You are always on edge looking for where the next attack will come from. Looking for when your next failure will arrive so that you can be ridiculed.
It does not matter that you have removed yourself from the abusive situation and are now around people who don’t treat you like that. Your brain will repeat the abuse to yourself because that is what you’ve learned.
You also have trust issues up the wazoo. If you were in a relationship with someone abusive, it will take a long time and many unfair (to the new person) tests before you can slowly begin to trust. If your parent was abusive, you may never fully trust anyone. That part of you may be damaged beyond repair.
If the person or people who were supposed to love you unconditionally and protect you did not do so during your formative years, your ability to trust is messed up. You may always second guess yourself and be unable to fully trust others no matter what they do.
How much this damages your life largely depends on how well you can hide it. If you are paranoid and end up rifling through your partner's phone or belonging looking for affairs, you are going to have a bad time. Nobody responds well to being shown they are not trusted.

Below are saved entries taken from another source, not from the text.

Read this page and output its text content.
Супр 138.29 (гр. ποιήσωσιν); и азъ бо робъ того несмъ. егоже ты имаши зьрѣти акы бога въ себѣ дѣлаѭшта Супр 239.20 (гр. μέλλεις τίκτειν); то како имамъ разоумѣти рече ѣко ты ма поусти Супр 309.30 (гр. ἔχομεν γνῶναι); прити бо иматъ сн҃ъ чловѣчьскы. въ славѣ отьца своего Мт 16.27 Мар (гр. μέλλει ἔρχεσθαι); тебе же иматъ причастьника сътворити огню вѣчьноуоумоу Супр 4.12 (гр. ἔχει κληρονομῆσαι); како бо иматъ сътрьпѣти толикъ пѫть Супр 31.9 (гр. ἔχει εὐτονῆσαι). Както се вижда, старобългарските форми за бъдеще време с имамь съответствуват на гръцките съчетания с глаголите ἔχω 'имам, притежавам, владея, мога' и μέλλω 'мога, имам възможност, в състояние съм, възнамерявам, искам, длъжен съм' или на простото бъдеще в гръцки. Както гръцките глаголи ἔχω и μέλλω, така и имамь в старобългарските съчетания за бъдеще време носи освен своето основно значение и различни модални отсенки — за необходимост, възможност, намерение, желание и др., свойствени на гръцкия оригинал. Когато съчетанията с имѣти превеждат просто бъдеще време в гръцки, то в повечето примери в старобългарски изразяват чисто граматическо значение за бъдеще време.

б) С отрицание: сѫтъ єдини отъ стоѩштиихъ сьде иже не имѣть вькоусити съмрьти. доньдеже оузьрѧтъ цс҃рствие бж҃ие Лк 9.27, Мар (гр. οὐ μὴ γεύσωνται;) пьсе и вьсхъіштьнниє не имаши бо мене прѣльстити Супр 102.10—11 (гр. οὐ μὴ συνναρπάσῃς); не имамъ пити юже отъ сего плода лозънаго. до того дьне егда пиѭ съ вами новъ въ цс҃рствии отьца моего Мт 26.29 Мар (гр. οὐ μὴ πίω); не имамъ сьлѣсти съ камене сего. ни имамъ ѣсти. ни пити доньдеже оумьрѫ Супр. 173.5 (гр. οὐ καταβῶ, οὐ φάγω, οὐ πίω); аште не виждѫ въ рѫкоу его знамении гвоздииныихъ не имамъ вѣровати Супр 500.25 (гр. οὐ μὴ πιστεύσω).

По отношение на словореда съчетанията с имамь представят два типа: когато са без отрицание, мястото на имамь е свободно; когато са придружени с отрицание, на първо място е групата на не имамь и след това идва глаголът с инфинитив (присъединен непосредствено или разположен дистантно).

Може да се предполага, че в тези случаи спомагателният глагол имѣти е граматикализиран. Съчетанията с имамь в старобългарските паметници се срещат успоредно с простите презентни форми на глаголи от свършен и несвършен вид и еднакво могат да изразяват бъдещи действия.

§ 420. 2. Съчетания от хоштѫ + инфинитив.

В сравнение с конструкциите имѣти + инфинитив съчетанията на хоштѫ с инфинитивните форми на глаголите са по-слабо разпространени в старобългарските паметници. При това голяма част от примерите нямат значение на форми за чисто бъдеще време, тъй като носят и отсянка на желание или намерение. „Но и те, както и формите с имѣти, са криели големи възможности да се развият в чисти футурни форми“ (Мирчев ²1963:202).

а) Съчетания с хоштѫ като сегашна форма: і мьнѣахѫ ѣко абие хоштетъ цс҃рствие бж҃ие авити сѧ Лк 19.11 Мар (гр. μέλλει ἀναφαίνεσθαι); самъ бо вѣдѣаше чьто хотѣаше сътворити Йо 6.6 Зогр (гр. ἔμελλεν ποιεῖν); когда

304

If you can keep it more low key and are just extremely uncomfortable until your partner does what they promised to do, then it will have less effect on the relationship. Yes, you will suffer, but it need not damage the relationship itself.
Depression
Emotional abuse can also lead to depression. When someone you love and depend on constantly makes you feel worthless and inadequate, your self-image is destroyed. It is all too easy to slip into depression when you feel like you have nothing to offer the world.
Emotional abuse also leads to feelings of learned helplessness. You feel trapped in the situation (if you are a child, you are actually trapped) and nothing you do will improve it. The darkness of depression eats those feelings up and manifests its hold on you.

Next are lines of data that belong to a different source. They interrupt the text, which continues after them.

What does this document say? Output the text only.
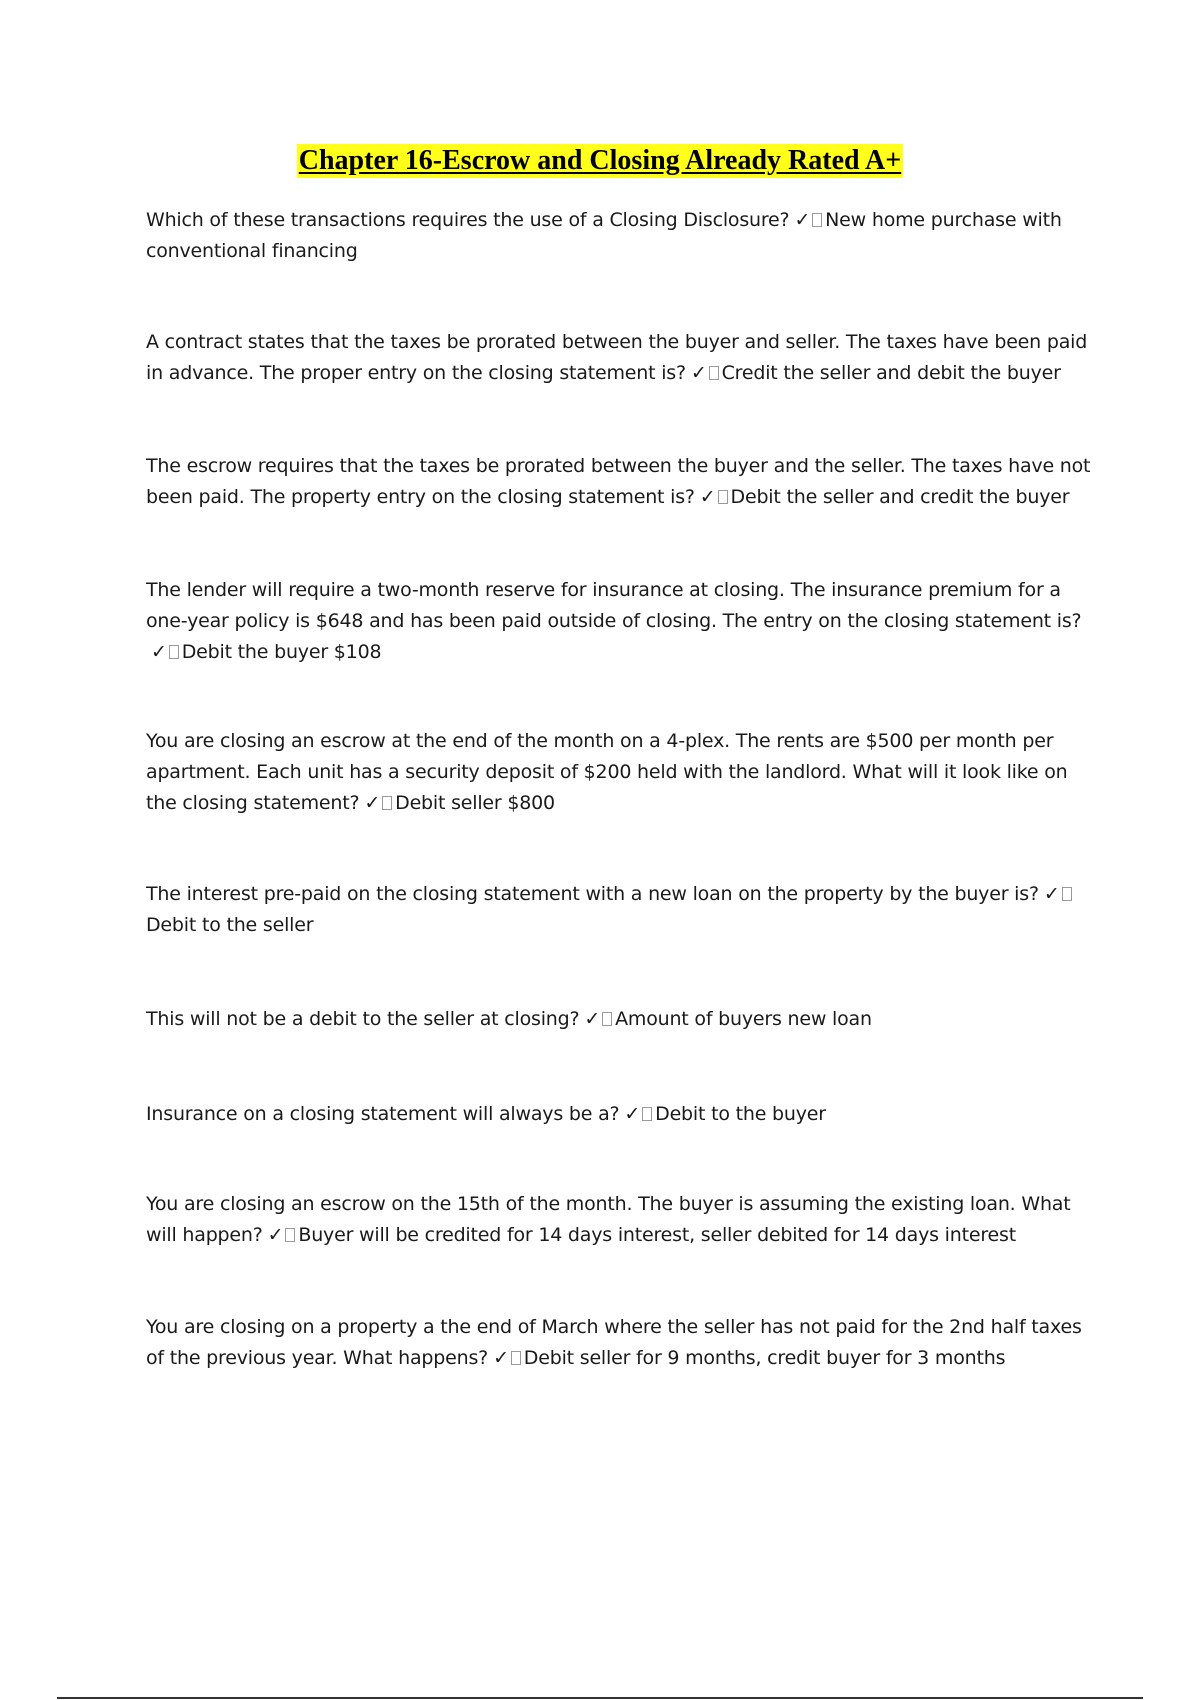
Chapter 16-Escrow and Closing Already Rated A+

Which of these transactions requires the use of a Closing Disclosure? ✓ New home purchase with conventional financing

A contract states that the taxes be prorated between the buyer and seller. The taxes have been paid in advance. The proper entry on the closing statement is? ✓ Credit the seller and debit the buyer

The escrow requires that the taxes be prorated between the buyer and the seller. The taxes have not been paid. The property entry on the closing statement is? ✓ Debit the seller and credit the buyer

The lender will require a two-month reserve for insurance at closing. The insurance premium for a one-year policy is $648 and has been paid outside of closing. The entry on the closing statement is?✓ Debit the buyer $108

You are closing an escrow at the end of the month on a 4-plex. The rents are $500 per month per apartment. Each unit has a security deposit of $200 held with the landlord. What will it look like on the closing statement? ✓ Debit seller $800

The interest pre-paid on the closing statement with a new loan on the property by the buyer is? ✓Debit to the seller

This will not be a debit to the seller at closing? ✓ Amount of buyers new loan

Insurance on a closing statement will always be a? ✓ Debit to the buyer

You are closing an escrow on the 15th of the month. The buyer is assuming the existing loan. What will happen? ✓ Buyer will be credited for 14 days interest, seller debited for 14 days interest

You are closing on a property a the end of March where the seller has not paid for the 2nd half taxes of the previous year. What happens? ✓ Debit seller for 9 months, credit buyer for 3 months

The emotional abuse that you suffered has left its mark on your life. You may have anxiety or depression or both. Being damaged does not mean you are weak. It takes more courage and strength to continue on in life after suffering abuse than most people will ever understand. You carry the burdens of your mental illnesses and your scars from abuse and you still keep going.
Knowing the source of your damage can help you to begin to work through it so that you can gain control over the effects it has on your life.